For days after the storm decimated buildings, flooded homes and knocked out power for the entire island, Díaz de Suarez didn't sleep or eat much while she waited anxiously, to hear from her seven siblings who live in Puerto Rico. When her brother finally called, he said Maria sounded like a monster outside their home.
While Díaz de Suarez waits to hear from the rest of her siblings, she and dozens of Central Florida residents were gathering food, water, monetary donations and other supplies in Orlando to send to Puerto Rico. As they worried about their loved ones, Orlando's Puerto Rican community stacked piles of bottled water, organized canned goods, separated clothing and collected heaps of pampers at Acacia El Centro Borinqueño for the 3.4 million American citizens on the U.S. territory.
The devastation from the hurricane left Puerto Rico on the brink of a humanitarian crisis and the island could be without electricity for four to six months.

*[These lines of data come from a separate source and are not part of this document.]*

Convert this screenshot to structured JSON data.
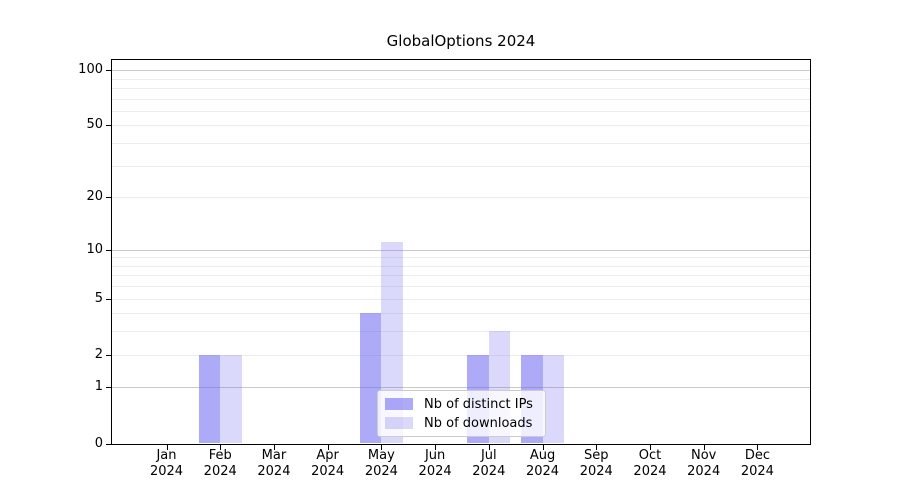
{
  "title": "GlobalOptions 2024",
  "chart_data": {
    "type": "bar",
    "title": "GlobalOptions 2024",
    "x_axis": {
      "categories": [
        "Jan",
        "Feb",
        "Mar",
        "Apr",
        "May",
        "Jun",
        "Jul",
        "Aug",
        "Sep",
        "Oct",
        "Nov",
        "Dec"
      ],
      "year_line": "2024"
    },
    "y_axis": {
      "scale": "log1p",
      "tick_labels": [
        0,
        1,
        2,
        5,
        10,
        20,
        50,
        100
      ],
      "major_gridlines": [
        1,
        10,
        100
      ],
      "minor_gridlines": [
        2,
        3,
        4,
        5,
        6,
        7,
        8,
        9,
        20,
        30,
        40,
        50,
        60,
        70,
        80,
        90
      ],
      "range": [
        0,
        113
      ]
    },
    "series": [
      {
        "name": "Nb of distinct IPs",
        "color": "rgba(106,100,240,0.55)",
        "values": [
          0,
          2,
          0,
          0,
          4,
          0,
          2,
          2,
          0,
          0,
          0,
          0
        ]
      },
      {
        "name": "Nb of downloads",
        "color": "rgba(106,100,240,0.25)",
        "values": [
          0,
          2,
          0,
          0,
          11,
          0,
          3,
          2,
          0,
          0,
          0,
          0
        ]
      }
    ],
    "legend": {
      "position": "lower center",
      "items": [
        "Nb of distinct IPs",
        "Nb of downloads"
      ]
    }
  },
  "colors": {
    "bar_base": "#6a64f0",
    "grid_minor": "#ececec",
    "grid_major": "#c9c9c9",
    "spine": "#000000",
    "background": "#ffffff",
    "legend_border": "#cccccc"
  }
}
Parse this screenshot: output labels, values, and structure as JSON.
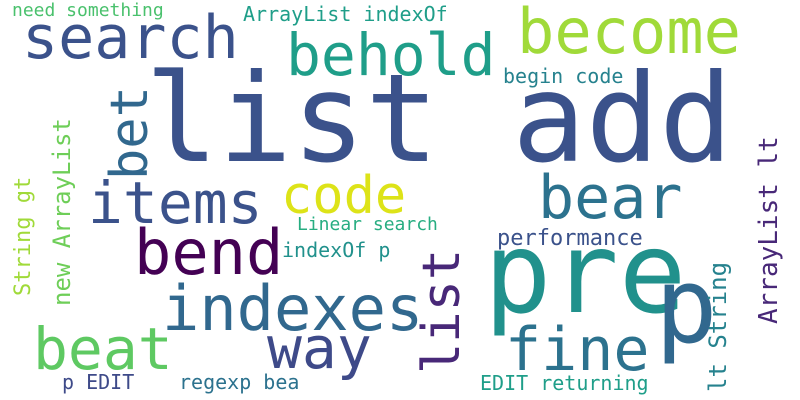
{
  "words": [
    {
      "text": "list add",
      "color": "#3b528b"
    },
    {
      "text": "pre",
      "color": "#21918c"
    },
    {
      "text": "p",
      "color": "#31688e"
    },
    {
      "text": "search",
      "color": "#3b528b"
    },
    {
      "text": "behold",
      "color": "#1f9e89"
    },
    {
      "text": "become",
      "color": "#a0da39"
    },
    {
      "text": "bet",
      "color": "#31688e"
    },
    {
      "text": "items",
      "color": "#3b528b"
    },
    {
      "text": "code",
      "color": "#dde318"
    },
    {
      "text": "bear",
      "color": "#2c728e"
    },
    {
      "text": "bend",
      "color": "#440154"
    },
    {
      "text": "indexes",
      "color": "#31688e"
    },
    {
      "text": "list",
      "color": "#482878"
    },
    {
      "text": "way",
      "color": "#3e4a89"
    },
    {
      "text": "fine",
      "color": "#2c728e"
    },
    {
      "text": "beat",
      "color": "#5ec962"
    },
    {
      "text": "need something",
      "color": "#4ac16d"
    },
    {
      "text": "ArrayList indexOf",
      "color": "#1f9e89"
    },
    {
      "text": "begin code",
      "color": "#26828e"
    },
    {
      "text": "String gt",
      "color": "#a0da39"
    },
    {
      "text": "new ArrayList",
      "color": "#6ece58"
    },
    {
      "text": "Linear search",
      "color": "#27ad81"
    },
    {
      "text": "indexOf p",
      "color": "#21918c"
    },
    {
      "text": "performance",
      "color": "#3b528b"
    },
    {
      "text": "ArrayList lt",
      "color": "#482878"
    },
    {
      "text": "lt String",
      "color": "#26828e"
    },
    {
      "text": "p EDIT",
      "color": "#3e4a89"
    },
    {
      "text": "regexp bea",
      "color": "#2c728e"
    },
    {
      "text": "EDIT returning",
      "color": "#1f9e89"
    }
  ]
}
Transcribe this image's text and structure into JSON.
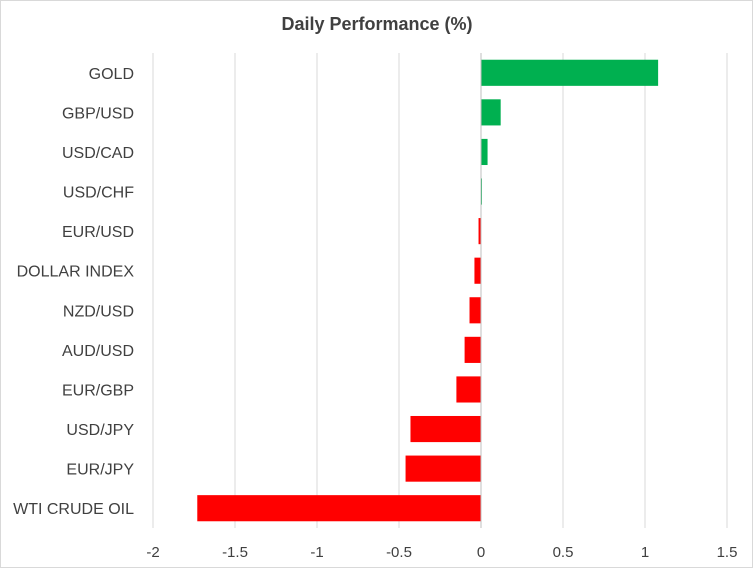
{
  "chart_data": {
    "type": "bar",
    "orientation": "horizontal",
    "title": "Daily Performance (%)",
    "xlabel": "",
    "ylabel": "",
    "categories": [
      "GOLD",
      "GBP/USD",
      "USD/CAD",
      "USD/CHF",
      "EUR/USD",
      "DOLLAR INDEX",
      "NZD/USD",
      "AUD/USD",
      "EUR/GBP",
      "USD/JPY",
      "EUR/JPY",
      "WTI CRUDE OIL"
    ],
    "values": [
      1.08,
      0.12,
      0.04,
      0.005,
      -0.015,
      -0.04,
      -0.07,
      -0.1,
      -0.15,
      -0.43,
      -0.46,
      -1.73
    ],
    "xlim": [
      -2,
      1.5
    ],
    "xticks": [
      -2,
      -1.5,
      -1,
      -0.5,
      0,
      0.5,
      1,
      1.5
    ],
    "xtick_labels": [
      "-2",
      "-1.5",
      "-1",
      "-0.5",
      "0",
      "0.5",
      "1",
      "1.5"
    ],
    "grid": "vertical",
    "legend": "none",
    "colors": {
      "positive": "#00b050",
      "negative": "#ff0000",
      "gridline": "#d9d9d9",
      "axis": "#bfbfbf",
      "text": "#404040"
    }
  }
}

Jimmy Torres-Vélez, an organizer for CASA, the group collecting donations, says hundreds of volunteers have been showing up to work throughout the day and night. The challenge now is getting donations to the Puerto Rican people quickly – some shipping ports on the island remain closed and CASA is trying to find a warehouse because it's running out of room. Torres-Vélez called for local business leaders and elected officials to reach out and help now because Central Florida's Puerto Ricans are in this for the long run.